Sergio Marchionne alza l’asticella da 6 a 8-10 milioni di automobili prodotte in un anno. Il tetto, in pratica, entro il quale un costruttore potrà dirsi competitivo. Per tentare di raggiugere questo traguardo alcuni gruppi, tra cui Fiat-Chrysler (oltre 4,2 milioni nel 2011), hanno tempi piuttosto stretti. Solo Volkswagen (8,16 milioni), Gm (oltre 8 milioni come l’Alleanza Renault Nissan) e Toyota (punta a 8,48 milioni, ma nel 2012) possono stare tranquilli. Per gli altri, ma solo quelli cosiddetti generalisti, occorre affrettarsi. In quale modo? Attraverso un nuovo consolidamento, va ripetendo in questi giorni l’amministratore delegato di Fiat e Chrysler, nonché presidente della lobby europea dell’auto (Acea). L’Auto Show di Detroit e una serie di interviste (l’ultima, ieri, al Financial Times, dopo Wall Street Journal e Detroit Free Press) hanno, di fatto, proiettato Marchionne nel ruolo di apripista di una possibile imminente nuova rivoluzione dell0 scenario automobilistico.
È lui, in questo momento, a dettare le regole del gioco. È la seconda volta, in poco più di tre anni, che il top manager «il cui cervello funziona come un processore Pentium», secondo i suoi stretti collaboratori, entra a gamba tesa sul tema consolidamento. Lo aveva fatto nel 2008, da Automotive News, e proprio in quell’occasione aveva delineato in sei-sette costruttori, escludendo quelli «premium», lo scenario nei 24 mesi a venire.
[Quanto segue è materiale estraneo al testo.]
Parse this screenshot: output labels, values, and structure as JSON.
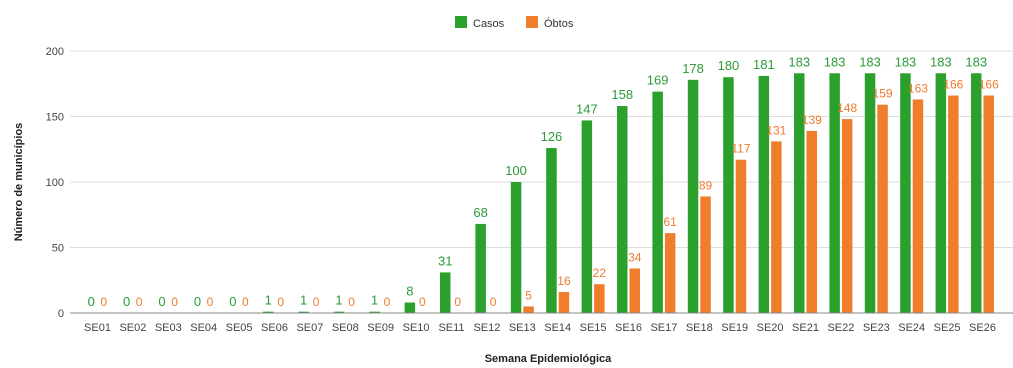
{
  "colors": {
    "cases": "#2ca02c",
    "deaths": "#f07d2c",
    "grid": "#dddddd",
    "axis": "#888888"
  },
  "chart_data": {
    "type": "bar",
    "xlabel": "Semana Epidemiológica",
    "ylabel": "Número de municípios",
    "ylim": [
      0,
      200
    ],
    "yticks": [
      0,
      50,
      100,
      150,
      200
    ],
    "grid": true,
    "legend_position": "top-center",
    "categories": [
      "SE01",
      "SE02",
      "SE03",
      "SE04",
      "SE05",
      "SE06",
      "SE07",
      "SE08",
      "SE09",
      "SE10",
      "SE11",
      "SE12",
      "SE13",
      "SE14",
      "SE15",
      "SE16",
      "SE17",
      "SE18",
      "SE19",
      "SE20",
      "SE21",
      "SE22",
      "SE23",
      "SE24",
      "SE25",
      "SE26"
    ],
    "series": [
      {
        "name": "Casos",
        "color": "#2ca02c",
        "values": [
          0,
          0,
          0,
          0,
          0,
          1,
          1,
          1,
          1,
          8,
          31,
          68,
          100,
          126,
          147,
          158,
          169,
          178,
          180,
          181,
          183,
          183,
          183,
          183,
          183,
          183
        ]
      },
      {
        "name": "Óbtos",
        "color": "#f07d2c",
        "values": [
          0,
          0,
          0,
          0,
          0,
          0,
          0,
          0,
          0,
          0,
          0,
          0,
          5,
          16,
          22,
          34,
          61,
          89,
          117,
          131,
          139,
          148,
          159,
          163,
          166,
          166
        ]
      }
    ]
  }
}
Due anni sono passati, ma di mezzo c’è stato il crac Lehman Brothers con la conseguente crisi economica mondiale che ha rischiato di cancellare l’industria Usa dell’auto. Fiat ne ha «approfittato» prendendosi Chrysler, Gm si è salvata e Ford ha tenuto botta senza ricorrere alla Casa Bianca. Ora Marchionne torna sulla questione e guarda, prima di tutto in casa sua, palesando una terza alleanza, in Europa, prima del 2013. Fatto salvo che il gigante Volkswagen va ormai per conto proprio e alla leadership europea intende presto aggiungere anche quella mondiale, per Fiat-Chrylser si tratta di pescare nel mazzo francese (Psa Peugeot Citroën o l’Alleanza Renault Nissan), o guardare ancora a Opel, dopo lo smacco del 2009. L’accordo allo studio, secondo i piani di Marchionne, dovrà riguardare l’ambito delle vetture dei segmenti «A» e «B». Psa ha fatto sapere di «essere pronti ad alleanze che permettano, però, di conservare l’indipendenza». Il numero uno del gruppo francese Philippe Varin sarà in Italia dopo il 20 gennaio per un tour programmato (il gruppo ha avviato una profonda ristrutturazione manageriale nelle sue filiali estere); il viaggio potrebbe essere l’occasione, magari, per allungare il tragitto a Torino per un faccia a faccia con Marchionne. Per Parigi - legata a Fiat (fino al 2019 Sevel Sud produrrà furgoni, mentre non sarà rinnovato l’accordo, in scadenza nel 2017, sui monovolume realizzati a Sevel Nord) ma anche a Bmw, Mitsubishi, Ford e Toyota - un’intesa con il Lingotto spalancherebbe le porte agli Usa e puntellerebbe il mercato sudamericano.
Il gruppo Peugeot-Citroën, secondo costruttore europeo con 3,4 milioni di veicoli venduti nel 2011, se la sta passando maluccio: la perdita operativa, nel secondo semestre 2011, era vicina a 405 milioni, senza contare il calo delle vendite e il taglio della quota mercato. E gli altri? L’Alleanza Renault Nissan è pure alla ricerca di un terzo partner, ma lo Stato, presente nell’azionariato e il problema delle sovrapposizioni (vale anche per Psa), potrebbero creare problemi; Opel continua a zoppicare e la casa madre Gm, che nei giorni scorsi ha smentito una possibile cessione, sta studiando un nuovo piano di ristrutturazione. Marchionne, intanto, ha lanciato il sasso nello stagno e sollevato il problema. Ma da abile giocatore di poker potrebbe anche bleffare e guardare oltre Francia (Psa e Renault) e Germania (Opel). In Europa, del resto, producono un po’ tutti, inclusi gli ambiziosissimi coreani di Hyundai-Kia (insieme valgono circa 6 milioni di unità). Il risiko è partito, almeno per Marchionne.